Les simulations réalisées par le FSI indiquent que la plupart des banques auraient de la peine à couvrir un scénario de crise plus sévère que l’actuel scénario LCR uniquement avec leurs HQLA 46. De plus, poser des exigences trop strictes en matière de couverture par des HQLA pourrait diminuer la capacité des banques à jouer leur rôle essentiel d’intermédiaires, ce qui mettrait en péril des modèles d’affaires autrement solides. Or, les critères d’éligibilité des actifs dans le cadre des facilités de liquidités des banques centrales sont moins stricts que ceux définissant les HQLA. Les banques centrales peuvent par exemple accepter en guise de sûretés des actifs non négociables comme des crédits bancaires, en exigeant éventuellement qu’ils soient titrisables.
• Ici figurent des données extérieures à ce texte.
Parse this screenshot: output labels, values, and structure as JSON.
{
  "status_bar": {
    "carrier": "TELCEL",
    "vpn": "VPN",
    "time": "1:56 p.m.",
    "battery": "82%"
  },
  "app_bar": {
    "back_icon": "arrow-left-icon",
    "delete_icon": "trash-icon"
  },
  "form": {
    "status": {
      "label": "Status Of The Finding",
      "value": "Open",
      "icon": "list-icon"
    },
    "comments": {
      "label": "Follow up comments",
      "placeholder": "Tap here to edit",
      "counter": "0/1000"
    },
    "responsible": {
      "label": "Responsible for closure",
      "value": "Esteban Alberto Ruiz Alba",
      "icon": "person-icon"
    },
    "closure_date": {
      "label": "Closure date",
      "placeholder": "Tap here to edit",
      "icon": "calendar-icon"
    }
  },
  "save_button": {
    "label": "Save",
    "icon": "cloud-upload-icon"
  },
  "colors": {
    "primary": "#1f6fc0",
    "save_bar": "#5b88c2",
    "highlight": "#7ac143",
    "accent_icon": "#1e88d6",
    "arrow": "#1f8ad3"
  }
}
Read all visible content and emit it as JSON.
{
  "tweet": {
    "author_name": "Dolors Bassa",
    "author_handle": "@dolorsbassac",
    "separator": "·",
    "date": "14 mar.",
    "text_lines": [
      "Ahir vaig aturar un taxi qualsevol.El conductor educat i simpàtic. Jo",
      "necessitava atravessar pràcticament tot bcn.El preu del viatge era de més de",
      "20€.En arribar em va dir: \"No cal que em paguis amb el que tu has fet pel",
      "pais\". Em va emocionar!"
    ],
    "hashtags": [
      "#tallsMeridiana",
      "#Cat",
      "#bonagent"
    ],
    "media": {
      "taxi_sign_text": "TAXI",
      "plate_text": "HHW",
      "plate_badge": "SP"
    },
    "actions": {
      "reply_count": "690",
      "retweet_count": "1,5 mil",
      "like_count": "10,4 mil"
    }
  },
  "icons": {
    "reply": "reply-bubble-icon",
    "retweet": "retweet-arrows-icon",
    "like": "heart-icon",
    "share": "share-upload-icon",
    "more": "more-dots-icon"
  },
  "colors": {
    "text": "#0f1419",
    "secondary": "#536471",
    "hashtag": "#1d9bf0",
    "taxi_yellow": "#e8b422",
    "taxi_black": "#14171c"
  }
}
Le modèle proposé pour la fixation d’une exigence minimale quantitative en matière de préparatifs pour les SIB, inspiré des enseignements tirés de la crise de Credit Suisse et des expériences faites par les banques régionales américaines, se fonde en particulier sur les risques résultant des passifs au bilan. De novembre à décembre 2025, des consultations préalables ont été menées avec les quatre SIB suisses afin d’évaluer les coûts de liquidité que cela engendrerait.

Les conséquences de la nouvelle réglementation sur les coûts de liquidité pour les quatre SIB ont fait l’objet d’une estimation au 30 novembre 2024 et au 30 juin 2025 sur la base du montant de l’exigence et des volumes de sûretés pouvant être prises en compte aux fins du respect des exigences en matière de préparatifs, calculés lors de la consultation préalable. Dans une perspective agrégée au niveau du groupe pour toutes les SIB et après application d’un taux estimé à 0,5 % 47, les coûts de liquidité s’élevaient à environ 34 millions de francs au 30 novembre 2024 et à environ 46 millions au 30 juin 2025. Une grande partie de ce montant est lié à une SIB active au niveau national (domestic systemically important bank).

46 R. Coelho et F. Restoy, Rethinking banks’ liquidity requirements, note du FSI no 25, mai 2025, p. 7, accessible à l’adresse https://www.bis.org/fsi/fsibriefs25.pdf. 47 Le taux de 0,5 % repose sur des estimations conservatrices des différences en termes de rendement entre les

emprunts HQLA et non-HQLA présentant des paramètres de base (durée, caractéristiques générales du titre...) similaires.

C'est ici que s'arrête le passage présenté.